Die Betrachtungen von Männern und Frauen eines Mario Barth und die eines Loriot sind Welten entfernt. Loriot hatte immer etwas Humoristisches, fernab von der bloßen "Witzischkeit", die keine Grenzen kennt, war er selbst nie der Mittelpunkt seiner Sketche, sondern die Handlung, es gab keine absurden Verkleidungen, kein Herumgehampel, sofern es nicht in direkter Verbindung mit der Handlung stand. Unvergessen sind für mich auch die Zeichentrick-Episoden, in denen das Paar die teilweise typischen Verhaltensweisen zeigte.
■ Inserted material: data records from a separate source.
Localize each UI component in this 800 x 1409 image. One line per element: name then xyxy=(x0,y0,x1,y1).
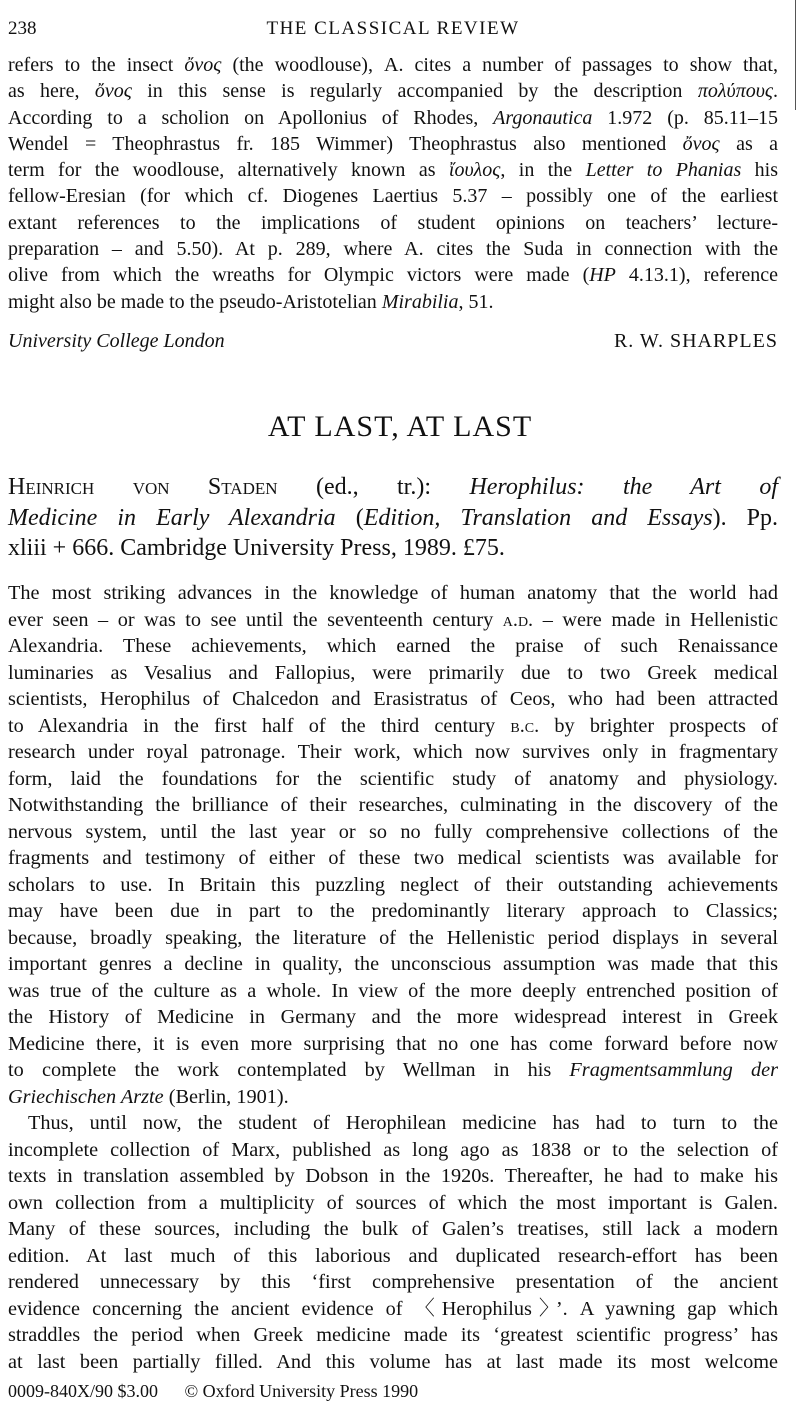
text-line xyxy=(8,792,778,819)
text-line xyxy=(8,1031,778,1058)
text-segment: ( xyxy=(335,504,364,531)
text-segment: fellow-Eresian (for which cf. Diogenes Laertius 5.37 – possibly one of the earliest xyxy=(8,185,778,208)
text-line xyxy=(8,607,778,634)
text-segment: because, broadly speaking, the literature of the Hellenistic period displays in several xyxy=(8,926,778,949)
text-segment: , 51. xyxy=(458,290,494,313)
text-segment: texts in translation assembled by Dobson in the 1920s. Thereafter, he had to make his xyxy=(8,1165,778,1187)
italic-text: Medicine in Early Alexandria xyxy=(8,504,336,531)
text-segment: Wendel = Theophrastus fr. 185 Wimmer) Theophrastus also mentioned xyxy=(8,132,683,155)
text-segment: incomplete collection of Marx, published as long ago as 1838 or to the selection of xyxy=(8,1138,778,1161)
text-line xyxy=(8,503,778,534)
text-line xyxy=(8,898,778,925)
reviewer-institution: University College London xyxy=(8,330,225,352)
text-line xyxy=(8,472,778,503)
text-segment: Medicine there, it is even more surprising that no one has come forward before now xyxy=(8,1032,778,1055)
text-segment: edition. At last much of this laborious and duplicated research-effort has been xyxy=(8,1244,778,1267)
text-segment: Notwithstanding the brilliance of their researches, culminating in the discovery of the xyxy=(8,794,778,816)
text-line xyxy=(8,1163,778,1190)
text-segment: form, laid the foundations for the scientific study of anatomy and physiology. xyxy=(8,767,778,790)
text-segment: ever seen – or was to see until the seventeenth century xyxy=(8,608,503,631)
text-segment: nervous system, until the last year or so no fully comprehensive collections of the xyxy=(8,820,778,843)
text-segment: important genres a decline in quality, the unconscious assumption was made that this xyxy=(8,953,778,975)
text-segment: in this sense is regularly accompanied by the description xyxy=(131,80,698,103)
text-line xyxy=(8,1057,778,1084)
italic-text: Fragmentsammlung der xyxy=(569,1059,778,1081)
text-line xyxy=(8,236,778,262)
text-line xyxy=(8,925,778,952)
italic-text: ὄνος xyxy=(184,54,222,76)
small-caps-text: a.d. xyxy=(502,608,534,631)
text-line xyxy=(8,1243,778,1270)
text-segment: rendered unnecessary by this ‘first comprehensive presentation of the ancient xyxy=(8,1271,778,1293)
reviewer-name: R. W. SHARPLES xyxy=(613,330,778,352)
scan-edge-line xyxy=(795,0,796,110)
italic-text: Letter to Phanias xyxy=(585,159,742,182)
book-citation-heading xyxy=(8,472,778,564)
text-line xyxy=(8,1322,778,1349)
journal-title: THE CLASSICAL REVIEW xyxy=(266,18,520,39)
text-segment: fragments and testimony of either of these two medical scientists was available for xyxy=(8,847,778,869)
text-segment: might also be made to the pseudo-Aristotelian xyxy=(8,290,382,313)
text-segment: (the woodlouse), A. cites a number of passages to show that, xyxy=(221,54,778,76)
text-line xyxy=(8,872,778,899)
text-segment: (Berlin, 1901). xyxy=(163,1085,289,1108)
page-number: 238 xyxy=(8,18,37,39)
text-line xyxy=(8,660,778,687)
text-line xyxy=(8,845,778,872)
text-line xyxy=(8,52,778,78)
text-segment: as a xyxy=(719,132,779,155)
italic-text: Mirabilia xyxy=(381,290,459,313)
text-segment: Alexandria. These achievements, which earned the praise of such Renaissance xyxy=(8,635,778,657)
text-segment: 4.13.1), reference xyxy=(615,264,778,287)
text-line xyxy=(8,951,778,978)
running-header xyxy=(8,18,778,44)
copyright-notice: © Oxford University Press 1990 xyxy=(184,1381,419,1401)
text-segment: was true of the culture as a whole. In view of the more deeply entrenched position of xyxy=(8,979,778,1002)
text-segment: may have been due in part to the predominantly literary approach to Classics; xyxy=(8,900,778,922)
text-line xyxy=(8,766,778,793)
text-line xyxy=(8,633,778,660)
small-caps-text: Heinrich von Staden xyxy=(8,474,278,500)
italic-text: ἴουλος xyxy=(448,159,501,182)
text-line xyxy=(8,78,778,104)
text-segment: the History of Medicine in Germany and the more widespread interest in Greek xyxy=(8,1006,778,1028)
text-line xyxy=(8,713,778,740)
text-segment: at last been partially filled. And this volume has at last made its most welcome xyxy=(8,1350,778,1373)
italic-text: Griechischen Arzte xyxy=(8,1085,164,1108)
text-line xyxy=(8,580,778,607)
text-segment: 1.972 (p. 85.11–15 xyxy=(592,106,778,129)
text-line xyxy=(8,978,778,1005)
text-segment: – were made in Hellenistic xyxy=(533,608,778,631)
text-segment: luminaries as Vesalius and Fallopius, were primarily due to two Greek medical xyxy=(8,661,778,684)
italic-text: ὄνος xyxy=(682,132,720,155)
issn-price: 0009-840X/90 $3.00 xyxy=(8,1381,158,1401)
text-segment: evidence concerning the ancient evidence of 〈Herophilus〉’. A yawning gap which xyxy=(8,1297,778,1320)
review-body xyxy=(8,580,778,1375)
text-segment: , in the xyxy=(500,159,586,182)
text-line xyxy=(8,1137,778,1164)
text-line xyxy=(8,1349,778,1376)
text-segment: scientists, Herophilus of Chalcedon and Erasistratus of Ceos, who had been attracted xyxy=(8,688,778,710)
text-segment: extant references to the implications of student opinions on teachers’ lecture- xyxy=(8,211,778,234)
previous-review-paragraph xyxy=(8,52,778,315)
text-line xyxy=(8,686,778,713)
italic-text: Argonautica xyxy=(493,106,593,129)
text-line xyxy=(8,157,778,183)
text-segment: ). Pp. xyxy=(712,504,779,531)
text-segment: research under royal patronage. Their work, which now survives only in fragmentary xyxy=(8,741,778,763)
italic-text: ὄνος xyxy=(94,80,132,103)
text-segment: Thus, until now, the student of Herophilean medicine has had to turn to the xyxy=(28,1112,778,1134)
text-line xyxy=(8,183,778,209)
italic-text: πολύπους xyxy=(697,80,774,103)
text-segment: preparation – and 5.50). At p. 289, where A. cites the Suda in connection with the xyxy=(8,238,778,261)
text-segment: According to a scholion on Apollonius of Rhodes, xyxy=(8,106,494,129)
text-segment: The most striking advances in the knowledge of human anatomy that the world had xyxy=(8,582,778,604)
text-segment: as here, xyxy=(8,80,95,103)
text-line xyxy=(8,289,778,315)
text-segment: his xyxy=(741,159,779,182)
italic-text: Edition, Translation and Essays xyxy=(363,504,713,531)
text-line xyxy=(8,533,778,564)
text-line xyxy=(8,1216,778,1243)
text-line xyxy=(8,210,778,236)
signature-line xyxy=(8,330,778,356)
text-segment: to Alexandria in the first half of the third century xyxy=(8,714,511,737)
text-line xyxy=(8,105,778,131)
text-line xyxy=(8,1084,778,1111)
text-segment: to complete the work contemplated by Wellman in his xyxy=(8,1059,570,1081)
italic-text: HP xyxy=(589,264,616,287)
page-footer xyxy=(8,1381,418,1402)
text-line xyxy=(8,1190,778,1217)
small-caps-text: b.c. xyxy=(510,714,540,737)
text-line xyxy=(8,131,778,157)
text-segment: . xyxy=(773,80,779,103)
text-segment: (ed., tr.): xyxy=(277,474,470,500)
italic-text: Herophilus: the Art of xyxy=(469,474,779,500)
text-line xyxy=(8,1269,778,1296)
text-line xyxy=(8,739,778,766)
text-segment: own collection from a multiplicity of sources of which the most important is Galen. xyxy=(8,1191,778,1214)
text-segment: term for the woodlouse, alternatively known as xyxy=(8,159,449,182)
text-line xyxy=(8,262,778,288)
text-line xyxy=(8,1004,778,1031)
text-segment: refers to the insect xyxy=(8,54,185,76)
text-segment: Many of these sources, including the bulk of Galen’s treatises, still lack a modern xyxy=(8,1218,778,1240)
text-segment: by brighter prospects of xyxy=(539,714,779,737)
text-segment: scholars to use. In Britain this puzzling neglect of their outstanding achievements xyxy=(8,873,778,896)
text-segment: xliii + 666. Cambridge University Press, 1989. £75. xyxy=(8,535,505,561)
text-segment: olive from which the wreaths for Olympic victors were made ( xyxy=(8,264,590,287)
text-line xyxy=(8,1296,778,1323)
review-title: AT LAST, AT LAST xyxy=(267,410,533,443)
text-segment: straddles the period when Greek medicine made its ‘greatest scientific progress’ has xyxy=(8,1324,778,1346)
text-line xyxy=(8,1110,778,1137)
text-line xyxy=(8,819,778,846)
Gerade dadurch, dass hier beide Personen in Zeichtentrickform zu sehen waren, wurde das Ganze entschärft, war nicht nur eine banale Klischeezuweisung, sondern eine detaillierte Betrachtung von Verhaltensweisen, die nicht zu einem hämischen "hähähä" führten, sondern eher zu einem nachdenklichen "ooops".
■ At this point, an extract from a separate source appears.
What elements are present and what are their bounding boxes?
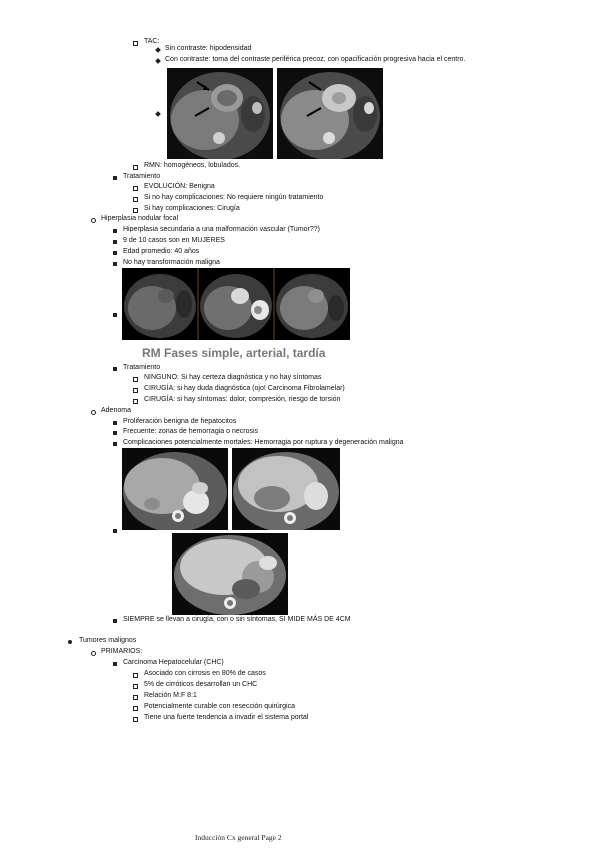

Die Dame des Hauses, die den Ehemann nicht "einfach nur sitzen" lässt, sondern dauernd Vorschläge zur Freizeitgestaltung macht, nur um schließlich genau dieses Vorschlagen als lästig anzusehen und es dem zufriedenen Gatten zum Vorwurf zu machen --- oder die Dame, die aus dem zu hart gekochtem Ei gleich eine Generalabrechnung mit den Jahren, in denen sie sich für den Mann "abrackert" macht... das waren Sketche, die ich nie wieder vergaß. Ebenso unvergessen blieb mir die Parodie auf die Durbridge-Krimis im Fernsehen: Die zwei Cousinen (mit E. Hamann).

Ich hoffe, dass es wieder solche Humoristen wie Loriot geben wird, denn Comedians haben wir schon genug.